The scarecrow stands outside with its hay intact;
Where have the thoughts of better times gone?
I see only crows in the tears of lonely youth;
When will the butterflies break free of their cocoons?
Withered daisies fail to slip through the ground’s cracks,
The Sunday boys only imagine dark a dreary cloud;
Where are all the love letters written by dim lighting,
Keeping secret from anyone but the reader themselves?
The name anonymous no longer holds truth and romance.
Only the old man tends to the tomatoes in the garden,
And the children hide from their darks skies in the indoors.
But you and I, the between, not so much the child,
Yet so quite far we come from being the gardeners,
We are the last of the sunflower seeds let free
Through the singing airs that flicker candles at night
As they whisper limericks and ballads of dramatics
While the flame seals the ink in its skinned messenger.
Hill side dandelions and chuckling cardinals are ours alone,
No greater sense of innocence came to them with new ideas.
We were the last to take our bats to the scarecrow
When we took the shortcut home through the corn fields.

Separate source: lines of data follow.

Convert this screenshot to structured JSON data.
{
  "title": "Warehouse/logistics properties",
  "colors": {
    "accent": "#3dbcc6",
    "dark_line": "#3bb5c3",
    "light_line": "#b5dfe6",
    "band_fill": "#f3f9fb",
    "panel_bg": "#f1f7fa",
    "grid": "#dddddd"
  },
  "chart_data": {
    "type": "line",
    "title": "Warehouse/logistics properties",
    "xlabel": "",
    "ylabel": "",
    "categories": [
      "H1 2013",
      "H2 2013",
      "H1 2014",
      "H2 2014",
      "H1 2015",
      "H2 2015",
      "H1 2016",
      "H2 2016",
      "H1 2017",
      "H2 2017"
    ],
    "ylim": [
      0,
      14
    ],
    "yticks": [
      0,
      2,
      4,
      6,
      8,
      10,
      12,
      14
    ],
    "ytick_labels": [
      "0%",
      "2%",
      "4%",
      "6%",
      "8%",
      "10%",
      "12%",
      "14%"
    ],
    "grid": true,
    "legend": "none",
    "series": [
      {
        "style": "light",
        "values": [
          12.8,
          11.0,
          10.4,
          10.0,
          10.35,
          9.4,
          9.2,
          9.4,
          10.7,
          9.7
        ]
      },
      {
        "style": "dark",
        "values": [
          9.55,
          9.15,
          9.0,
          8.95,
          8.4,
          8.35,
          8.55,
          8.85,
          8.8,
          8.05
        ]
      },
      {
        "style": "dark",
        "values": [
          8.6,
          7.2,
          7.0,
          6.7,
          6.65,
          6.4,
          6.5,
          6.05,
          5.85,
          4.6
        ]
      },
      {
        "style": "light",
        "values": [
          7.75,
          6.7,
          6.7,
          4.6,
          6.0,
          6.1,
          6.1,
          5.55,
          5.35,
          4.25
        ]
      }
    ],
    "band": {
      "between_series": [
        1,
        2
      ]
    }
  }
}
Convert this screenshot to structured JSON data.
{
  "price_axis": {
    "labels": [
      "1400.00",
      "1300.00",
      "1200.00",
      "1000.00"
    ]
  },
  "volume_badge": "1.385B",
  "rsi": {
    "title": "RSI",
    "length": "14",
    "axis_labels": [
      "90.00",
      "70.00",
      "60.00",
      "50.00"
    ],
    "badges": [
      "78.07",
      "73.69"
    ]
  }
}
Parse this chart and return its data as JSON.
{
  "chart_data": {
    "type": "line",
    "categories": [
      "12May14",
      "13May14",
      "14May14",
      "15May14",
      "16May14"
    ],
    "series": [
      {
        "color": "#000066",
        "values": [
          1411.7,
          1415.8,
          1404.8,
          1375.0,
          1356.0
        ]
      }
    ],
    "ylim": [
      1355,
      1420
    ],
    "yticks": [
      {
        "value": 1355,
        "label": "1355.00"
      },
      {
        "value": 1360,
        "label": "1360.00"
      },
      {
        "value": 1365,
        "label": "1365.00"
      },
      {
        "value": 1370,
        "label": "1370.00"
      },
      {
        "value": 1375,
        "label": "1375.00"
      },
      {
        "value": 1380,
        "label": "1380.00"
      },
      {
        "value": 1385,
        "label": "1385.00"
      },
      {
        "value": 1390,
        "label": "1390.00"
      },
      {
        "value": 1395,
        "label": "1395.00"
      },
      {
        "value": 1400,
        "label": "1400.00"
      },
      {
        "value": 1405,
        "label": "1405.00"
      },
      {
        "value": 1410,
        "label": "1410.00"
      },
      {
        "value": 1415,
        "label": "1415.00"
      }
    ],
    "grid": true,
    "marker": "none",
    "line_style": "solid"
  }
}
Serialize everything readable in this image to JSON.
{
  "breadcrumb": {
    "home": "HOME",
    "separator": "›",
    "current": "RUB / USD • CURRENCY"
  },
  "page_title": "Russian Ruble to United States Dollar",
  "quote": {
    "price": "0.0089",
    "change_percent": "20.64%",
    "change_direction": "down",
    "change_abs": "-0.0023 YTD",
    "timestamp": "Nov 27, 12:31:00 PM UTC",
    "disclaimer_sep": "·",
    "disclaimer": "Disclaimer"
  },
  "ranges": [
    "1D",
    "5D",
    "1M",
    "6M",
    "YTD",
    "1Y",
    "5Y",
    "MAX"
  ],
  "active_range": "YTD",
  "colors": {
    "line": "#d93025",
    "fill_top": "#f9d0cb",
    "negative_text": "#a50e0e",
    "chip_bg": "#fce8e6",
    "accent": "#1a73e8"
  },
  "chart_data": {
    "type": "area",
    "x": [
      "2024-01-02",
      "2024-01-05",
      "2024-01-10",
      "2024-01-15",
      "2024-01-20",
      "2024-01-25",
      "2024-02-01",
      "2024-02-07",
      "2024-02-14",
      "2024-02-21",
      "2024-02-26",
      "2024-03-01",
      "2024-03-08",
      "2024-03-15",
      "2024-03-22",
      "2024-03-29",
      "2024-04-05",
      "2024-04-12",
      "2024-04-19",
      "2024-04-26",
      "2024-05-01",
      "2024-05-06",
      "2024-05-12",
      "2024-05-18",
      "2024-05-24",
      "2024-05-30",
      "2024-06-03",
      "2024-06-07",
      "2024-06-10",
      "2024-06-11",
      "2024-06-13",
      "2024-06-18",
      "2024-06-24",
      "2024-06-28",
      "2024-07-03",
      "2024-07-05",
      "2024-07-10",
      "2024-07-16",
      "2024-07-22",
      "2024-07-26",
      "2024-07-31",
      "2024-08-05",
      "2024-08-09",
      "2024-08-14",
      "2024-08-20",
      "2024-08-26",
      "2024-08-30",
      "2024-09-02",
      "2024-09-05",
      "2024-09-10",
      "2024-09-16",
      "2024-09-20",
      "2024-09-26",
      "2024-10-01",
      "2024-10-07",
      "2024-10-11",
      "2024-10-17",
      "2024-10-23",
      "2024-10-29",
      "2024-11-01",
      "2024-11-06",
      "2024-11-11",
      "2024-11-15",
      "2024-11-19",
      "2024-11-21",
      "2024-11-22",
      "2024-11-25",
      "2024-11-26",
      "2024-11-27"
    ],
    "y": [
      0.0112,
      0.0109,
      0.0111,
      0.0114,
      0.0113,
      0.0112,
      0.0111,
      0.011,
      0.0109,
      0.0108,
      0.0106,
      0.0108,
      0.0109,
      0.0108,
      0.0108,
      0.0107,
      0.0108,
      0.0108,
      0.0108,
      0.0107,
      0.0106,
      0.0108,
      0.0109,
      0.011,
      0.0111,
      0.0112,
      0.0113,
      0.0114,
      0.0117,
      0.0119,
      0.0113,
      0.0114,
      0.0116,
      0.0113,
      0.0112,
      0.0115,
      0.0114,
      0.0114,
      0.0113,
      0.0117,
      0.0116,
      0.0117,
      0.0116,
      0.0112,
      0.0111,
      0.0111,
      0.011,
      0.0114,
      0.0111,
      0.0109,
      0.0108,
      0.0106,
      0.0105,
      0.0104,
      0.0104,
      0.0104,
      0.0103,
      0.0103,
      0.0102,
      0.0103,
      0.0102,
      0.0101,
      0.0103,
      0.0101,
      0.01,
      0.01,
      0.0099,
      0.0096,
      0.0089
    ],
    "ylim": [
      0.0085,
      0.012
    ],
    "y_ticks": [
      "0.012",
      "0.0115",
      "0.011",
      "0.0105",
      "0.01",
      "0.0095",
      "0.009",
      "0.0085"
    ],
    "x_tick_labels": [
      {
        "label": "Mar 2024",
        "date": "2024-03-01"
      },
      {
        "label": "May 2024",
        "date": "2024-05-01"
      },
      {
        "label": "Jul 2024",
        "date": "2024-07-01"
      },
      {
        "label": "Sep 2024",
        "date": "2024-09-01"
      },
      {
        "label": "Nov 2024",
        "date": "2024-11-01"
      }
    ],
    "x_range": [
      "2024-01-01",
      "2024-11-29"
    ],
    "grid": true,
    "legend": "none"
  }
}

And the light bulbs, twelve by twelve, on-hundred and forty-four,
They are ours alone to light, with our own warm dreams,
With our sunshine pasts and moonlight futures of hillsides,
Picking wild flowers of violet, chasing birds of red and blue,
Painting our knees in green, rolling through the tall grass,
The bubbles of globes with rippling rainbows are ours,
Ours alone, all the worlds of bright colors and light bulbs;
They are ours to light, you and I, we will light the world.